After applying for a beta invitation yesterday, I just received the invitation and decided to see how far I can push it. While on video it appeared to have great knowledge of things like geography, I was curious as to what sort of other data it was able to mine and what sort of commands it is able to understand. You can see how it went below:
The questions asked were as follows:
- Recommend the best 3 star hotel in Toronto, Canada that allows for pets and is walking distance away from a sushi restaurant
- What"s the population of France divided by the population of the United States?

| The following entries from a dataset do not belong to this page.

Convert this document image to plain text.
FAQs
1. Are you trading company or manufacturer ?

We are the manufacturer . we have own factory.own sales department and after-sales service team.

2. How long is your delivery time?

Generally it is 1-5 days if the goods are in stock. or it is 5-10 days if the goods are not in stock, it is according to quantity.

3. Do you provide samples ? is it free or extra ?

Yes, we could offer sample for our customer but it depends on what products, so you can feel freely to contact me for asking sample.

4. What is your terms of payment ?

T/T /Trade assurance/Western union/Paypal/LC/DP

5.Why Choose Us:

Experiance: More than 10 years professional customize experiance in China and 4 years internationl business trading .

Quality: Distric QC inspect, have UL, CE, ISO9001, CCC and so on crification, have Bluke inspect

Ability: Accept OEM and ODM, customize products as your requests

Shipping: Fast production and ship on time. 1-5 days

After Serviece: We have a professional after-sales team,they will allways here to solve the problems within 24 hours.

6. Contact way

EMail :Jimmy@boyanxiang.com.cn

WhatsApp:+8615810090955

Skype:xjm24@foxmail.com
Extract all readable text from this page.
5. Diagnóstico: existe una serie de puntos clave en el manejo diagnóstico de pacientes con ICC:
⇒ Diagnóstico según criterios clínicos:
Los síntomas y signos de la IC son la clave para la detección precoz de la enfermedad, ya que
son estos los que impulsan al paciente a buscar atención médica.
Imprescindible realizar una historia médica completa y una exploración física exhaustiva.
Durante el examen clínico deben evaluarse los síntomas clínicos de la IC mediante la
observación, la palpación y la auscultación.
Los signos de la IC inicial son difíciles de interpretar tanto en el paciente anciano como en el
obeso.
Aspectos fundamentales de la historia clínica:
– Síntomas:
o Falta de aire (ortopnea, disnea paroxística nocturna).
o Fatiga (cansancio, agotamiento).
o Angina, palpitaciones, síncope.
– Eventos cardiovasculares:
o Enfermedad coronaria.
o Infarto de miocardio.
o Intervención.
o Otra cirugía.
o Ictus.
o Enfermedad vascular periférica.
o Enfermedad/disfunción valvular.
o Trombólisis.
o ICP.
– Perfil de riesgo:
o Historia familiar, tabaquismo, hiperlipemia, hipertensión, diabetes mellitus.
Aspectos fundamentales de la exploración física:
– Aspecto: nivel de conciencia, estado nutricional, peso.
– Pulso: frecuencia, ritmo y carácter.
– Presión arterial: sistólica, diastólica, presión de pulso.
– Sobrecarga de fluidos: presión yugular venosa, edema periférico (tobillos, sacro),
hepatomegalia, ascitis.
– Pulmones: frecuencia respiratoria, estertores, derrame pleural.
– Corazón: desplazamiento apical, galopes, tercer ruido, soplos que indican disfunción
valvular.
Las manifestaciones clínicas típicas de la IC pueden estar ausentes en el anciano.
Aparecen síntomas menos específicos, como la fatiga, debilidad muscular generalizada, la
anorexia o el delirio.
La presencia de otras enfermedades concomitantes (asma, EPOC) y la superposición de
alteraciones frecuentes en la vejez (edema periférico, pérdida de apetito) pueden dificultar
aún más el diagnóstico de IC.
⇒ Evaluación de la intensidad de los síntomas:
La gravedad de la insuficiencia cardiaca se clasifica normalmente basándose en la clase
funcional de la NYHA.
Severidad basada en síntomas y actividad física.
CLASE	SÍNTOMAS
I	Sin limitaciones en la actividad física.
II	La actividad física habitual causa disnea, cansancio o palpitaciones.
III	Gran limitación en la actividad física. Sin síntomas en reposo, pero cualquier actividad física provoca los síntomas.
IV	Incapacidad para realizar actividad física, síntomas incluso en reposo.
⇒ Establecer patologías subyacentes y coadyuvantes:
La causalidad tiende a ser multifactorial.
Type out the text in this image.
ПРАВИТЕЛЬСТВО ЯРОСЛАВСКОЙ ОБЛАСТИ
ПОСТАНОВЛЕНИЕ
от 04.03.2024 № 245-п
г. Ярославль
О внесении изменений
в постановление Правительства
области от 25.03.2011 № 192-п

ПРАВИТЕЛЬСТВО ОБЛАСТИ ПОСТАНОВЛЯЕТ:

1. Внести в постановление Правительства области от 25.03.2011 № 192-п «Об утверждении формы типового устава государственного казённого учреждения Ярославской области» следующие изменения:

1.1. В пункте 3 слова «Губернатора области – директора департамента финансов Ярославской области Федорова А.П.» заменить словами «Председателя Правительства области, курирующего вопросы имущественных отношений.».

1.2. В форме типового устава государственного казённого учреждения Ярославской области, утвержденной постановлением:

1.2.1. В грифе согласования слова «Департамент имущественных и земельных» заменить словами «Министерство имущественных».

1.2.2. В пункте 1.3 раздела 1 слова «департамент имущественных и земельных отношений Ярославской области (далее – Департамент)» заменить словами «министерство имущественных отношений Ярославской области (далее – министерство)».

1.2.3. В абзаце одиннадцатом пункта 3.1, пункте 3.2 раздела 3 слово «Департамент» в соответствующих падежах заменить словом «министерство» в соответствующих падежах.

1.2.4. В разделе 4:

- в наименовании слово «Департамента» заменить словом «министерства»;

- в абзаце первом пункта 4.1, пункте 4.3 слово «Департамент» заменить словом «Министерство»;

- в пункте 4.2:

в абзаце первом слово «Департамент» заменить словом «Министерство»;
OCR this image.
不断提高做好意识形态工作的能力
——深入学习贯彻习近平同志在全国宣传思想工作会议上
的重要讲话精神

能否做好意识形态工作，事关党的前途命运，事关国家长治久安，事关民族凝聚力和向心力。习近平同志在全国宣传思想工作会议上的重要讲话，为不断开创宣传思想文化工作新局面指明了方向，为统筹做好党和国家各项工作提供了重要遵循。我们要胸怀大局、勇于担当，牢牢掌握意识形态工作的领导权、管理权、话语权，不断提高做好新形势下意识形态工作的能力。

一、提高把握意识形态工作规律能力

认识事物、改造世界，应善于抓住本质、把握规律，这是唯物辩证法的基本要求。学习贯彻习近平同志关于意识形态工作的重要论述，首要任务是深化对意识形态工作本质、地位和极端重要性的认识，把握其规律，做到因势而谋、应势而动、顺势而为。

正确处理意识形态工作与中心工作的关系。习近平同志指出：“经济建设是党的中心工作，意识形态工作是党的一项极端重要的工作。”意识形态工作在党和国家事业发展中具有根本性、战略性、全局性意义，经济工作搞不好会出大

- If it is 10am in Sydney what time is it in San Francisco?
- What"s the cheapest flight from LAX to New Delhi?
- Which year did Tupac die?
- How long would it take to walk from Los Angeles to Las Vegas?
- What"s the closest Thai restaurant to Sydney central station?
To start off with, the app was surprisingly fast. I"m located in Sydney, Australia and it"s unlikely they have local servers, but the app was still extremely responsive. It did stutter at one point but otherwise it was fairly smooth, as you would have seen.
Some of the questions didn"t get the answers I was hoping for, for example: asking how long it would take to walk from Los Angeles to Las Vegas merely returned the distance, and asking which year Tupac died retrieved a list of search results rather than a mined answer. The question about the hotel in Toronto didn"t give back the answer I was after at all, and neither did the question about the cheapest flight. On the whole, however, the speed is definitely there and it was able to understand my Western Sydney accent even though it"s a beta intended for the United States only.
Some of the features not shown in the videos include being able to interface with your phone"s contacts so that a user can say things like "Message Brad Sams: You"re fired" and it would send that message. Same goes for dialing ("Call 555-5555") or setting alarms ("Wake me up at 7"). It also allows for searches on nutrition ("How much protein is in an egg"), a tip calculator, a currency converter, as well as things like a dictionary or thesaurus. Some of these have been in Cortana, Siri and Google Now for a while, but some are unique to Hound.
All in all it shows some really interesting potential for natural language processing, and since this is just a beta it"s probable that things will only get better from here on out.